Section 33.3 Prime Form
¶Whereas normal form deals with the exact pitches as they occur in the music, prime form is usually a transposition and possibly an inversion of the normal form to its most essential form, much in the way an E♭ major triad in second inversion belongs to the category “major triad,” or a G\(\left.\text{}^{7}\right.\)/F belongs to the more general idea “dominant seventh chord.” Perhaps because of the primacy of C in music theory—many ideas are demonstrated in their relation to the C major scale—all prime forms are transposed to and start on C (pitch integer 0).
Following is the process for determining prime form.

Transpose the normal form—[11, 2, 3, 7] from the normal form example in the previous section—so it starts on C (pitch integer 0): 0, 3, 4, 8

Invert the transposed normal form (what went up now goes down).

Write this inverted form in ascending form (4, 8, 9, 0), then do one of the following:
If there were no ties when determining normal form, proceed to the step 4.

If there were ties, put this inverted version through every ascending “scale” ordering to determine which is the most compact form from first note to penultimate note. In the example below, we see that the second ordering (the “tie loser” from normal form) is the most compact of the reorderings of the inverted normal form.

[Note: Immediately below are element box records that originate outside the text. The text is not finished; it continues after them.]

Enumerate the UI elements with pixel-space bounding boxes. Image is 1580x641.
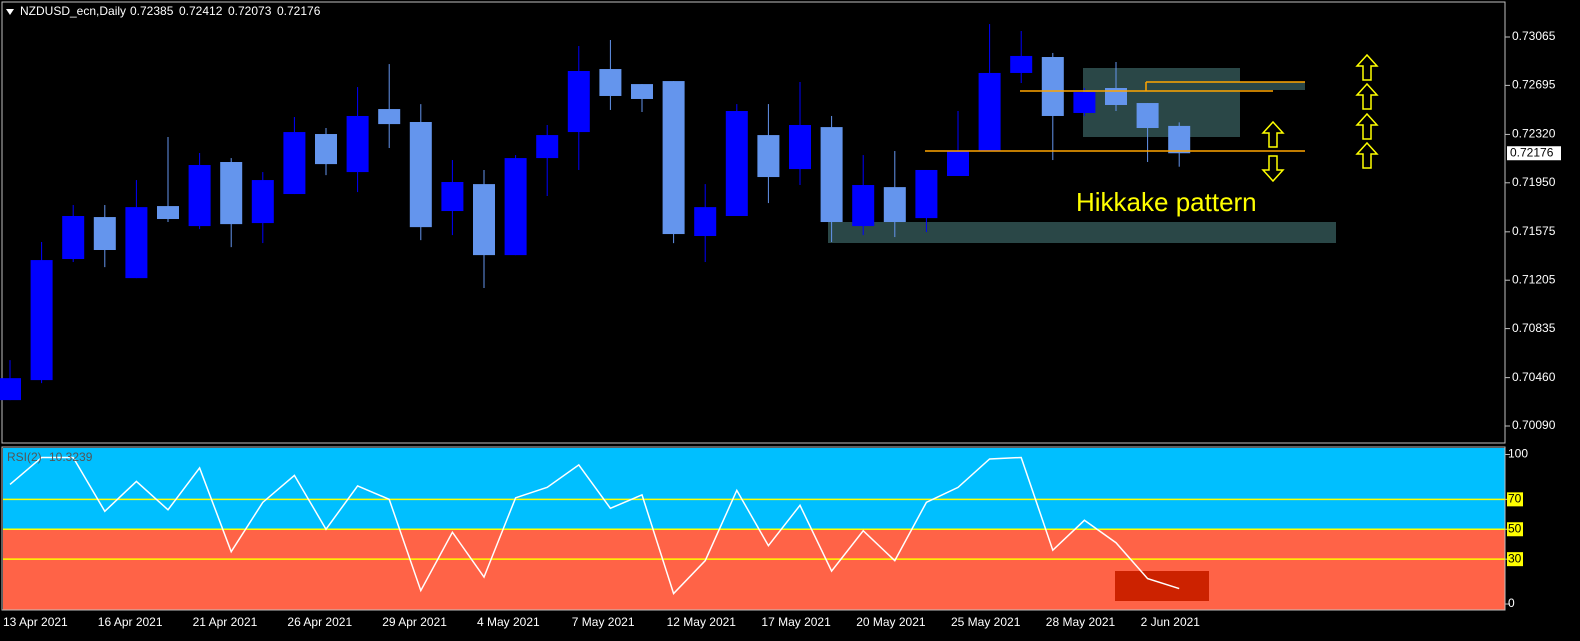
candle-body: [1168, 125, 1191, 154]
candle-body: [1136, 103, 1159, 129]
candle-body: [789, 125, 811, 170]
level-tag: [1507, 522, 1523, 537]
candle-body: [315, 134, 337, 165]
candle-body: [504, 158, 527, 256]
zone-box: [1240, 82, 1305, 90]
candle-body: [567, 71, 590, 133]
candle-body: [757, 135, 780, 178]
y-tick-label: 0.70090: [1512, 418, 1556, 432]
y-tick-label: 70: [1508, 492, 1522, 506]
candle-body: [536, 135, 559, 159]
rsi-value: 10.3239: [49, 450, 93, 464]
candle-body: [93, 217, 116, 251]
up-arrow: [1355, 141, 1379, 169]
y-tick-label: 0.70835: [1512, 321, 1556, 335]
level-tag: [1507, 552, 1523, 567]
up-arrow: [1355, 112, 1379, 140]
candle-body: [947, 151, 969, 176]
annotation: Hikkake pattern: [1076, 187, 1257, 217]
candle-body: [694, 207, 717, 237]
rsi-upper-zone: [3, 448, 1505, 530]
candle-body: [1105, 87, 1127, 105]
zone-box: [828, 222, 1336, 243]
price-tag: [1507, 146, 1561, 161]
y-tick-label: 0.72695: [1512, 78, 1556, 92]
rsi-lower-zone: [3, 529, 1505, 610]
candle-body: [62, 216, 85, 260]
y-tick-label: 30: [1508, 551, 1522, 565]
y-tick-label: 0.72320: [1512, 127, 1556, 141]
candle-body: [915, 169, 938, 219]
y-tick-label: 100: [1508, 447, 1528, 461]
x-tick-label: 17 May 2021: [761, 615, 831, 629]
x-tick-label: 13 Apr 2021: [3, 615, 68, 629]
candle-body: [125, 207, 148, 279]
candle-body: [30, 260, 53, 381]
candle-body: [188, 165, 211, 227]
candle-body: [441, 182, 464, 212]
candle-body: [883, 187, 906, 223]
candle-body: [1041, 57, 1064, 116]
candle-body: [283, 132, 306, 195]
ohlc-close: 0.72176: [277, 4, 321, 18]
candle-body: [820, 127, 843, 223]
up-arrow: [1355, 53, 1379, 81]
menu-triangle: [6, 9, 14, 15]
candle-body: [852, 185, 875, 227]
down-arrow: [1261, 155, 1285, 183]
candle-body: [631, 84, 653, 99]
y-tick-label: 0.73065: [1512, 29, 1556, 43]
x-tick-label: 29 Apr 2021: [382, 615, 447, 629]
candle-body: [378, 109, 401, 125]
y-tick-label: 0.71950: [1512, 175, 1556, 189]
rsi-title: RSI(2): [7, 450, 42, 464]
rsi-highlight: [1115, 571, 1209, 601]
x-tick-label: 26 Apr 2021: [287, 615, 352, 629]
x-tick-label: 16 Apr 2021: [98, 615, 163, 629]
up-arrow: [1355, 82, 1379, 110]
candle-body: [599, 69, 622, 96]
candle-body: [978, 72, 1001, 152]
candle-body: [0, 378, 21, 401]
level-tag: [1507, 492, 1523, 507]
candle-body: [662, 81, 685, 235]
candle-body: [1073, 92, 1096, 113]
candle-body: [157, 206, 179, 220]
y-tick-label: 50: [1508, 521, 1522, 535]
x-tick-label: 28 May 2021: [1046, 615, 1116, 629]
up-arrow: [1261, 120, 1285, 148]
x-tick-label: 4 May 2021: [477, 615, 540, 629]
x-tick-label: 12 May 2021: [667, 615, 737, 629]
candle-body: [220, 162, 243, 225]
candle-body: [473, 184, 495, 256]
x-tick-label: 20 May 2021: [856, 615, 926, 629]
price-tag-label: 0.72176: [1510, 145, 1554, 159]
x-tick-label: 25 May 2021: [951, 615, 1021, 629]
x-tick-label: 7 May 2021: [572, 615, 635, 629]
candle-body: [346, 115, 369, 173]
ohlc-high: 0.72412: [179, 4, 223, 18]
y-tick-label: 0.71205: [1512, 272, 1556, 286]
price-panel-frame: [1, 1, 1506, 444]
rsi-line: [9, 456, 1180, 595]
x-tick-label: 2 Jun 2021: [1141, 615, 1201, 629]
y-tick-label: 0.70460: [1512, 370, 1556, 384]
ohlc-open: 0.72385: [130, 4, 174, 18]
x-tick-label: 21 Apr 2021: [193, 615, 258, 629]
y-tick-label: 0.71575: [1512, 224, 1556, 238]
candle-body: [251, 180, 274, 224]
candle-body: [409, 121, 432, 228]
chart-title: NZDUSD_ecn,Daily: [20, 4, 126, 18]
candle-body: [725, 111, 748, 217]
candle-body: [1010, 55, 1033, 73]
y-tick-label: 0: [1508, 596, 1515, 610]
ohlc-low: 0.72073: [228, 4, 272, 18]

Compare the normal form (transposed to 0) to the most compact inverted form (transposed to 0). The most compact form is the prime form. Prime form is written in parentheses with no commas: (0148).
In the event the prime form reaches pitch integers 10 or 11, use T for 10 and E for 11; for example (013568T)
Subsection 33.3.1 Application of Normal Form and Prime Form
¶Let’s determine normal form and prime form of the first set from the Webern excerpt.
The first chord contained E♭, B, and D (3, 11, and 2).
The normal form is [11, 2, 3]. Below is the calculation to determine prime form.
The prime form is (014).
Now let’s determine the normal form and prime form for the third set we encountered: G♯, C, and A, or 8, 0, and 9.
The normal form is [8, 9, 0].
In the example below, we transpose the normal form to zero, then invert it.
In the following example, we put the inverted normal form through the reorderings to find the most compact form, then compare it to the normal form.
We see that the third set has the same prime form—(014)—as the other sets in the opening measures of Webern’s Op 5, No. 3. Prime form can allow us to see relationships that may not be apparent on the surface of the music.
Subsection 33.3.2 Segmentation
¶What about the C♯ in the cello part? Should it be included with the three notes from the chords? Will another similarity be revealed? Segmentation is the term for “segmenting” or determining which notes to group together and analyze in a passage. Usually, segmentation is based on the music—notes sounding together as a chord, or notes in a melodic line. However, analysts may look at every possible combination of notes to search for deeper layers of connection.
Below, we examine the first two chords with the C♯ included in each.
The prime form of the first set, when including the C♯ from the cello, is (0124).
Here is the second chord with the C♯ added to it.
The prime form of the second set, when including the C♯ from the cello, is (0236).
We do not see any relationship between these first two sets after including the C♯ with each threenote set. One doesn’t know this until one examines this new segmentation.